Debating Democracy: Reform and Revolution
This course is expected to run but has not yet been scheduled.
Can social and political reform ensure that all are free to participate in a democratic society? Or is revolution sometimes needed? What is revolution, anyway? And what is reform? How has this distinction been developed in the history of democratic political thought, for example in relation to the distinction between representative and direct democracy? What is needed today?
We debate these questions by engaging major texts in the history of political theory, philosophy, and social thought, always in connection with current events. The course offers an excellent introduction to historical debates in these fields and a strong foundation for future work.
In the first week, we explore the revolutionary rise of democracy in the modern period. After considering the practice of democracy in ancient Athens and the distinction between democracy and liberalism, we consider Locke’s and Rousseau’s different views on individual liberty and the social contract. Then we turn to debates around the American and French Revolutions, in the work of Thomas Paine and Edmund Burke. Finally, we look at Tocqueville’s account of the social effects of democracy in the United States.
In the second week, we focus on the nineteenth century. We consider how the realities of slavery in the United States pressed many to call for reform and even revolt, through reading the work of David Walker and Frederick Douglass. We grapple with Marx’s critique of liberalism and radical call for what he calls “human emancipation.” We examine John Stuart Mill’s liberal defense of representative democracy and efforts to achieve social reform.

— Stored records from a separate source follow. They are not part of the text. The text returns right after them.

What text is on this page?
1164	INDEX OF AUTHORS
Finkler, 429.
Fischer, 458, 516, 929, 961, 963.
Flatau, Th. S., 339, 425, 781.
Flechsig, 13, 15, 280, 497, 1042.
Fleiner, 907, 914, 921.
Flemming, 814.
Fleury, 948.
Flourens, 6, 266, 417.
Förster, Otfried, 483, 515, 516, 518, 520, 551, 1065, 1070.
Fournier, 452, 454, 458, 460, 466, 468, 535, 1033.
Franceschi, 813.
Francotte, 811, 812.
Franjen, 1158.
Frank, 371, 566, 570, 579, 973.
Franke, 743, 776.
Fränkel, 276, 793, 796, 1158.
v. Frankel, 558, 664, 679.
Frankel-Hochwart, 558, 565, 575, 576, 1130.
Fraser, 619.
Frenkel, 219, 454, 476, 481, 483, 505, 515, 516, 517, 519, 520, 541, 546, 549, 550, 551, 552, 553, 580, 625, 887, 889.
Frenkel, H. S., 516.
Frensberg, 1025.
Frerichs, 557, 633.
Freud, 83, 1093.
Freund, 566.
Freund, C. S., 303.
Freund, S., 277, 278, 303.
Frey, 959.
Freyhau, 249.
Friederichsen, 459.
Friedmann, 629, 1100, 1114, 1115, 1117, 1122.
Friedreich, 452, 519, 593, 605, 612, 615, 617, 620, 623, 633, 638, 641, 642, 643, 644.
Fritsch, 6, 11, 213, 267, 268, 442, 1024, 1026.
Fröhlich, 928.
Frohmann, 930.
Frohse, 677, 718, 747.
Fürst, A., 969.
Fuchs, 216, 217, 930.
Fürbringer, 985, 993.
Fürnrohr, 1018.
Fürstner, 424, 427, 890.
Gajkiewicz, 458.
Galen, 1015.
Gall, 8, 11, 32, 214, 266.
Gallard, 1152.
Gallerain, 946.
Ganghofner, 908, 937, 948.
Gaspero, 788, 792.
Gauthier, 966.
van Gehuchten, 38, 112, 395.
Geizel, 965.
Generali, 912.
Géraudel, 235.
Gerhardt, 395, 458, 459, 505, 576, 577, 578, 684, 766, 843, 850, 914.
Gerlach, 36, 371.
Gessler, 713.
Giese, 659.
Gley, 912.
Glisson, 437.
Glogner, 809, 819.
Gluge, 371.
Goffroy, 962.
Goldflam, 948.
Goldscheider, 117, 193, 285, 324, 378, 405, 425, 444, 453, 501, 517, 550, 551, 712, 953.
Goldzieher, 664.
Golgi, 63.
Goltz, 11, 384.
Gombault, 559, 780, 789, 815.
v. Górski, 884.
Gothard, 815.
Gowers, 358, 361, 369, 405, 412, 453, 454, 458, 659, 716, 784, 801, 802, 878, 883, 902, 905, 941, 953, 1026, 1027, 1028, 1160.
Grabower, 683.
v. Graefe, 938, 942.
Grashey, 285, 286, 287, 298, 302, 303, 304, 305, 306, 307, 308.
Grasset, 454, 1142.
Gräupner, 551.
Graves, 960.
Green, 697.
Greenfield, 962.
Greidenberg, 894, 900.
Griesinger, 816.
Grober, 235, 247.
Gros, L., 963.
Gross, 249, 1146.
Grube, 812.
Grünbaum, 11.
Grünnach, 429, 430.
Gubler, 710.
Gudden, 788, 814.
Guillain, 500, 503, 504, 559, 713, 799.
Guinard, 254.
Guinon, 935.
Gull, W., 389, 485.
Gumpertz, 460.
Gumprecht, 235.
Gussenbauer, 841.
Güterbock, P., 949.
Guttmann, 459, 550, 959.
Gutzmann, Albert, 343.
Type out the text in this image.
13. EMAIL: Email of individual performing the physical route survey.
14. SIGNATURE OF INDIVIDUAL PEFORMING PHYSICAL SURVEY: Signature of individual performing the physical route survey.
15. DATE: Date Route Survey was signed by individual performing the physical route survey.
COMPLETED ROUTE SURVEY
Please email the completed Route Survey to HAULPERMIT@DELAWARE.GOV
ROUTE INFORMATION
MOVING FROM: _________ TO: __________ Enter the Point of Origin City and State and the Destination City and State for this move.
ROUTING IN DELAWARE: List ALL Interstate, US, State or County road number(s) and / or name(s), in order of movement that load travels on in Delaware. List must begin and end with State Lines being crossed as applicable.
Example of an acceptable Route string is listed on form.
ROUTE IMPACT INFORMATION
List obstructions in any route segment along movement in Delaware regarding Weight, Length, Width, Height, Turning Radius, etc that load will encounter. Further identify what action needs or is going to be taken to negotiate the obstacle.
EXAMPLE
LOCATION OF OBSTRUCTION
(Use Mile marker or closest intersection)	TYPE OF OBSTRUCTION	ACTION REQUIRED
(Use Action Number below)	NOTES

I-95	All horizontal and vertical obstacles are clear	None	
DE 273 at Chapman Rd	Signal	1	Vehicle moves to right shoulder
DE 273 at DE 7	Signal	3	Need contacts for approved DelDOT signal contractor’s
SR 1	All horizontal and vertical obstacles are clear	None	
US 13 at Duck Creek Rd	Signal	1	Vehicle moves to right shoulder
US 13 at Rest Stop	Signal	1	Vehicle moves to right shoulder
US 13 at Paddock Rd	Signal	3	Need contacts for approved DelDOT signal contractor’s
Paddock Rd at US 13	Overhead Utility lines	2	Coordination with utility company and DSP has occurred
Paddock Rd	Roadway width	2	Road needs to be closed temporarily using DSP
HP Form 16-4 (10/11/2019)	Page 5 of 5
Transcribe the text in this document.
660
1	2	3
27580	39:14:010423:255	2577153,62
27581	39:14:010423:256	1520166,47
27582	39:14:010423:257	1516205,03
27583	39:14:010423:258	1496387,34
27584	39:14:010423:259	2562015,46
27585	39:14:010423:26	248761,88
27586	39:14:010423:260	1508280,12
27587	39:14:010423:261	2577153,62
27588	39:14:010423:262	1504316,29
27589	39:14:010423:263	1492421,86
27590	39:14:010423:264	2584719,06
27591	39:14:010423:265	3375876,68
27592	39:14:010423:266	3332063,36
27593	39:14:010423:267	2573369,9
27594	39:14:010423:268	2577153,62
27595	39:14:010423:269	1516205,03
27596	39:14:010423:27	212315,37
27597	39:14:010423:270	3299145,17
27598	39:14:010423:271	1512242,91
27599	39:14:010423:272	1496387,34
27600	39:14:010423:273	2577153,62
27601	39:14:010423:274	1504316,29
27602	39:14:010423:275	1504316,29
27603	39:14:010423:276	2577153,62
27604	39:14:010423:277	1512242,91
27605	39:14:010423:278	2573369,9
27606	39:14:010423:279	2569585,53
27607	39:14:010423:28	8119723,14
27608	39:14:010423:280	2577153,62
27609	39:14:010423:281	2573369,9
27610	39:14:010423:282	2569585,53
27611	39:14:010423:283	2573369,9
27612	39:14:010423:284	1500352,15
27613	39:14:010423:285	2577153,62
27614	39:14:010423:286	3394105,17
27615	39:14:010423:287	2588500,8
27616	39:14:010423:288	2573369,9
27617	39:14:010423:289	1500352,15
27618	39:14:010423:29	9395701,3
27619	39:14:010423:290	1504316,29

We conclude by assessing Hannah Arendt’s theory of political action, in the twentieth century, and her call to take up what she calls the “revolutionary tradition” today through direct participation in political life.
In addition to laying a foundation for future work in political theory, philosophy, and related disciplines, students will be encouraged to form and articulate their own views about democracy, reform, and revolution, both in the contexts of the debates we consider and in our own times.